New standards on anti-money laundering and terrorist financing

On 16 February FATF (Financial Action Task Force [1]) adopted revised international standards aimed at increasing the effectiveness of regimes to counter money laundering and terrorist financing. The European Commission will now have to ensure that the FATF standards are implemented in the EU, through the revision of its 2005 Directive. The issue of anti-money laundering legislation is very important in the property sector as a whole and CEPI looks forward to taking an active part in the discussions concerning the revision of the Directive.

The main changes to the international standards are the introduction of a risk-based approach (those countries more at risk must do more), improved transparency, more effective international cooperation, identification of clear operational standards and the addition of new threats and priorities to be covered.
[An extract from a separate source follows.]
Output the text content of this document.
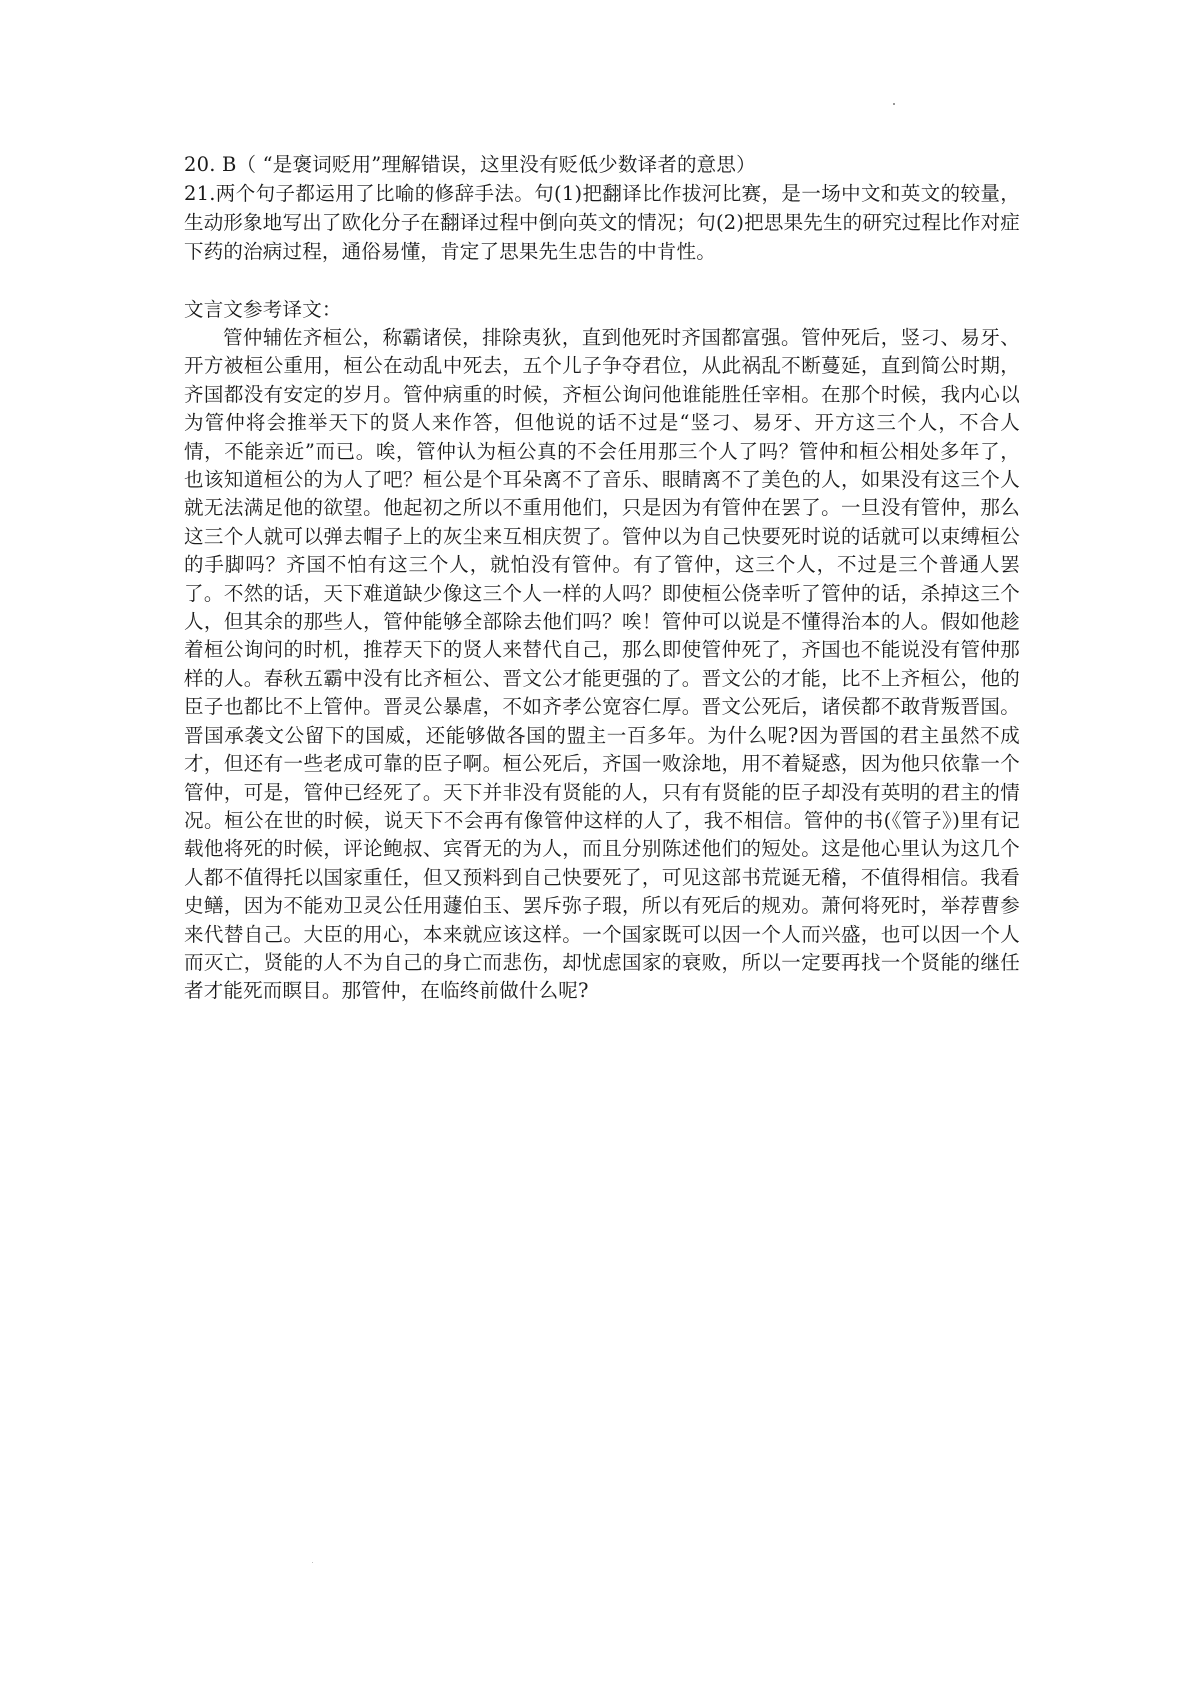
20. B（ “是褒词贬用”理解错误，这里没有贬低少数译者的意思）

21.两个句子都运用了比喻的修辞手法。句(1)把翻译比作拔河比赛，是一场中文和英文的较量，生动形象地写出了欧化分子在翻译过程中倒向英文的情况；句(2)把思果先生的研究过程比作对症下药的治病过程，通俗易懂，肯定了思果先生忠告的中肯性。

文言文参考译文：

管仲辅佐齐桓公，称霸诸侯，排除夷狄，直到他死时齐国都富强。管仲死后，竖刁、易牙、开方被桓公重用，桓公在动乱中死去，五个儿子争夺君位，从此祸乱不断蔓延，直到简公时期，齐国都没有安定的岁月。管仲病重的时候，齐桓公询问他谁能胜任宰相。在那个时候，我内心以为管仲将会推举天下的贤人来作答，但他说的话不过是“竖刁、易牙、开方这三个人，不合人情，不能亲近”而已。唉，管仲认为桓公真的不会任用那三个人了吗？管仲和桓公相处多年了，也该知道桓公的为人了吧？桓公是个耳朵离不了音乐、眼睛离不了美色的人，如果没有这三个人就无法满足他的欲望。他起初之所以不重用他们，只是因为有管仲在罢了。一旦没有管仲，那么这三个人就可以弹去帽子上的灰尘来互相庆贺了。管仲以为自己快要死时说的话就可以束缚桓公的手脚吗？齐国不怕有这三个人，就怕没有管仲。有了管仲，这三个人，不过是三个普通人罢了。不然的话，天下难道缺少像这三个人一样的人吗？即使桓公侥幸听了管仲的话，杀掉这三个人，但其余的那些人，管仲能够全部除去他们吗？唉！管仲可以说是不懂得治本的人。假如他趁着桓公询问的时机，推荐天下的贤人来替代自己，那么即使管仲死了，齐国也不能说没有管仲那样的人。春秋五霸中没有比齐桓公、晋文公才能更强的了。晋文公的才能，比不上齐桓公，他的臣子也都比不上管仲。晋灵公暴虐，不如齐孝公宽容仁厚。晋文公死后，诸侯都不敢背叛晋国。晋国承袭文公留下的国威，还能够做各国的盟主一百多年。为什么呢?因为晋国的君主虽然不成才，但还有一些老成可靠的臣子啊。桓公死后，齐国一败涂地，用不着疑惑，因为他只依靠一个管仲，可是，管仲已经死了。天下并非没有贤能的人，只有有贤能的臣子却没有英明的君主的情况。桓公在世的时候，说天下不会再有像管仲这样的人了，我不相信。管仲的书(《管子》)里有记载他将死的时候，评论鲍叔、宾胥无的为人，而且分别陈述他们的短处。这是他心里认为这几个人都不值得托以国家重任，但又预料到自己快要死了，可见这部书荒诞无稽，不值得相信。我看史鳝，因为不能劝卫灵公任用蘧伯玉、罢斥弥子瑕，所以有死后的规劝。萧何将死时，举荐曹参来代替自己。大臣的用心，本来就应该这样。一个国家既可以因一个人而兴盛，也可以因一个人而灭亡，贤能的人不为自己的身亡而悲伤，却忧虑国家的衰败，所以一定要再找一个贤能的继任者才能死而瞑目。那管仲，在临终前做什么呢?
To ensure that the FATF standards are implemented in the EU, the European Commission will review the Third Anti-Money Laundering Directive, which has been in force since 2005, and is based on the international standards. The Directive applies to the financial sector, lawyers, notaries, accountants, real estate agents, casinos and company service providers, and all providers of goods involving cash payments of more than €15.000.

Those subject to the Directive need to identify and verify the identity of their customer, and to monitor transactions, report suspicions of money laundering or terrorist financing to the public authorities and take supporting measures such as staff training and the establishment of internal preventive policies and procedures.

The consultation process on the revision of the Directive has already started and at the end of March the Commission is due to publish a report on the application of the Third Anti-Money Laundering Directive. This will be followed by an impact assessment and the publication of a revised directive which is planned before the end of 2012.

[1] The Financial Action Task Force sets global standards for measures to combat money-laundering and terrorist financing. It is an intergovernmental body with 36 members including the European Commission and 15 EU Member States.